『医療は国民のために』262 医科等の「運動器疾患」参入で柔整分野への侵食が進む中、対応策は自費だ!
2018.12.25
近年、介護が必要になった原因として、3割以上が「運動器の機能低下」に起因している実態にあることが分かった。厚労省の「平成28年国民生活基礎調査」によれば、「介護が必要になった主な原因」のうち、13.3%が「高齢による衰弱」、12.1%が「骨折・転倒」、10.2%が「関節疾患」だったという。なんと35.6%が、筋肉・関節・骨といった運動器の機能低下に関するものが占めているのだ。しかも、認知症(18.0%)や脳血管疾患(16.6%)よりもはるかに多い。今さら言うまでもないが、この分野は柔整師が得意としてきた。

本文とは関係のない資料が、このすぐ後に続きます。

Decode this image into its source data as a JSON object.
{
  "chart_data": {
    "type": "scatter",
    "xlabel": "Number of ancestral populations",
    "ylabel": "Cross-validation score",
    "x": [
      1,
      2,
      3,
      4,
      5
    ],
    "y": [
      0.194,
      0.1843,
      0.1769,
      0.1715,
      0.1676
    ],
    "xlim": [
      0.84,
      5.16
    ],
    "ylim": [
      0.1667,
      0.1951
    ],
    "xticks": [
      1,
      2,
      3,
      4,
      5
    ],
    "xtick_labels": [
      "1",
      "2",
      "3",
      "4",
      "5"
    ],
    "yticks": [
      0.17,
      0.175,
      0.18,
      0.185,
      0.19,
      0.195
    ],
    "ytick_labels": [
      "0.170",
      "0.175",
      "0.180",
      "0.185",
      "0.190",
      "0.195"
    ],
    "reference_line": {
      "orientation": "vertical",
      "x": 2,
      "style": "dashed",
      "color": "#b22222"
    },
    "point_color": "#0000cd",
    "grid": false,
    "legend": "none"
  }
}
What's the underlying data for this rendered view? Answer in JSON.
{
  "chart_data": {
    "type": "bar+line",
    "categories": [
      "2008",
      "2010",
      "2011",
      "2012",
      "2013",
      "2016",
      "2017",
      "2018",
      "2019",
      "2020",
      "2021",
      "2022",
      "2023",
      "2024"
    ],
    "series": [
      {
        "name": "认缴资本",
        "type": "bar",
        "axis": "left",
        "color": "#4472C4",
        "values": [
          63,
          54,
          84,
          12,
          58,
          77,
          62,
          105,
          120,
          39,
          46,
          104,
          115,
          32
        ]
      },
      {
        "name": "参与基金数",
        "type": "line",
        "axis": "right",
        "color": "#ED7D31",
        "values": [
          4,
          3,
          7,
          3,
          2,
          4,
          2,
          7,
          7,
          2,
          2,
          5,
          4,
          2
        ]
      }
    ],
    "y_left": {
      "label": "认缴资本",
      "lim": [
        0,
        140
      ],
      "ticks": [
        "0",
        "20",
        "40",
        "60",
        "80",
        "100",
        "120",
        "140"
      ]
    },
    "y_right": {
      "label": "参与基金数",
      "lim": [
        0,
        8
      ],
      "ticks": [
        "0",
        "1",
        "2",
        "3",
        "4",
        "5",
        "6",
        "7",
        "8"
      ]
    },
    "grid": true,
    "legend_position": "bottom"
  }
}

「高齢による衰弱」は、老化現象によって身体の機能や能力が低下し、結果として何らかの障害を誘発する危険性をはらんでいる。運動器の機能低下に強く関係するのが筋肉量の減少で、これを抑制することがポイントとなる。ここに狙いをつけ、市場展開されているのが高齢者の筋肉トレーニングというものだ。筋肉・骨・関節・椎間板等の運動器の加齢による退行性の障害が生じ、立ったり、座ったり、歩いたりといった日常的な基本動作に関する機能低下が「要介護に至る入口」である。筋肉量をこれ以上減少させない対応が重要であるから、筋肉細胞への適度な刺激を与える。そのためには軽めのトレーニングで筋肉を鍛えるということになる。また、トレーニングにより筋肉量を増加させ太くすることができれば、転倒防止や転倒に伴って発生する骨折も防止できる。寝たきり予防の最たる対応策であるといえる。
ここまで説明すれば「整骨院の分野」であるとはっきり言えるだろう。事実、柔整業界ではロコモティブシンドローム(ロコモ)をいかに業務へ取り入れるのか、議論してきたではないか。また、高齢化が加速する日本において、高齢者の筋トレによる運動器疾患に陥らないための対応は不可欠となる。高齢者の運動器疾患の特徴としては、腰・膝・肩と部位が連鎖的に複合して悪化していくことから、柔整師はあくまで運動器全体を俯瞰して診ていくことになる。それが、たとえ「療養費支給対象外」であってもだ。ただ、変形性膝関節症の悪化や大腿骨骨頭壊死などによる人工関節の適応といった重篤な患者との見極めや、整形外科との連携が取れるかを考えると、対応は容易ではないだろう。柔整師が本来、得意とする運動器疾患で、「何もやらない」「何もできない」ということがないよう手を打つ必要があろう。
患者は運動器の不調について、「腰痛」や「肩こり」という自覚症状で具体的に訴える場合もある。明確な負傷原因もなければ急性期のものでもないことから療養費の対象外で、だからこそ「自費メニュー」として取り込むのである。他方、整体院では既に取り入れられており、施術も理学療法士が担当しているという。手技・物療・筋トレのセットメニューによる自費施術が今後加速する中、無資格者や理学療法士に負けてはいられないではないか。このような現状からも、柔整師が腰痛・肩こりを自費メニューで堂々と手掛けていかねばならない論拠は見いだせる。
【連載執筆者】
上田孝之(うえだ・たかゆき)
全国柔整鍼灸協同組合専務理事、日本保健鍼灸マッサージ柔整協同組合連合会理事長
柔整・あはき業界に転身する前は、厚生労働省で保険局医療課療養専門官や東海北陸厚生局上席社会保険監査指導官等を歴任。柔整師免許保有者であり、施術者団体幹部として行政や保険者と交渉に当たっている。